Así lo confirmaron más de 200 especialistas del Instituto Nacional de Endocrinología y la Sociedad Cubana de esa rama en todo el país, al presentar el pasado 26 de octubre el I Consenso cubano sobre Andropausia, elaborado en colaboración con la Sociedad Cubana Multidisciplinaria para el Estudio de la Sexualidad (Socumes).

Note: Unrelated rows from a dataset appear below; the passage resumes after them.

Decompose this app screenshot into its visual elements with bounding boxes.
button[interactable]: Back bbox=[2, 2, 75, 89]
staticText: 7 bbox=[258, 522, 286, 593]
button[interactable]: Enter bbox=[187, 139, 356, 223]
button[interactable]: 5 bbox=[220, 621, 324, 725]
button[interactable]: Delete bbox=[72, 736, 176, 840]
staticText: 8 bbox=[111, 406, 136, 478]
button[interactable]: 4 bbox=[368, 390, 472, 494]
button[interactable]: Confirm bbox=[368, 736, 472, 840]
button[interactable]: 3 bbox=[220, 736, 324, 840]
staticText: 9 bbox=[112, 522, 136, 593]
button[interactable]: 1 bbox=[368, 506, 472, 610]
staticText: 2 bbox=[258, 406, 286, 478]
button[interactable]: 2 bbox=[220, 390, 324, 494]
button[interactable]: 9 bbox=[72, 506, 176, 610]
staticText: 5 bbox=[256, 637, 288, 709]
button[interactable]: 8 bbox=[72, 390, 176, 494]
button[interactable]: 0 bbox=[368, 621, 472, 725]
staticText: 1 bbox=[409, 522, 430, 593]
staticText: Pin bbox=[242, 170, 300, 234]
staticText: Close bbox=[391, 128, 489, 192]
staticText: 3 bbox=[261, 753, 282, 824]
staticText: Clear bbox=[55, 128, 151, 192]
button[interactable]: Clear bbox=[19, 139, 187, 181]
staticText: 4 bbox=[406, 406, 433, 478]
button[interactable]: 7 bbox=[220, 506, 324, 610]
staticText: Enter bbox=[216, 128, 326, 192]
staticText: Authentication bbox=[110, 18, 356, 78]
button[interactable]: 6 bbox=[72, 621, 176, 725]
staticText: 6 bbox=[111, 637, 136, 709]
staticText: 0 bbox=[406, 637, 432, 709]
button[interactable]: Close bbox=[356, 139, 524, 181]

La necesidad de atender esta situación de salud cobra valor ante el acelerado proceso de envejecimiento de la población cubana. De acuerdo con la de la Oficina Nacional de Estadísticas e Información, las personas con 60 años y más en el país representan 20,1 por ciento del total de la población.
Popularmente el término andropausia se utiliza para describir los síntomas y signos asociados a una declinación gradual de la secreción de testosterona (T), lo que ocurre con el aumento de la edad en los hombres.
Sin embargo, el Consenso sostiene que el modo correcto de referirse a ese proceso biológico que viven muchos hombres a partir de los 40 años es hipogonadismo masculino tardío.
"Había que hacer una indagación y un trabajo de mesa profundo desde una perspectiva con base científica, que marcara las pautas por donde se mueven las opiniones más generalizadas o hegemónicas en torno al diagnóstico, manejo y tratamiento de este proceso, que desde la misma denominación ha sido muy controvertido", explicó a SEMlac la doctora Gilda Monteagudo Peña, Máster en Salud Reproductiva.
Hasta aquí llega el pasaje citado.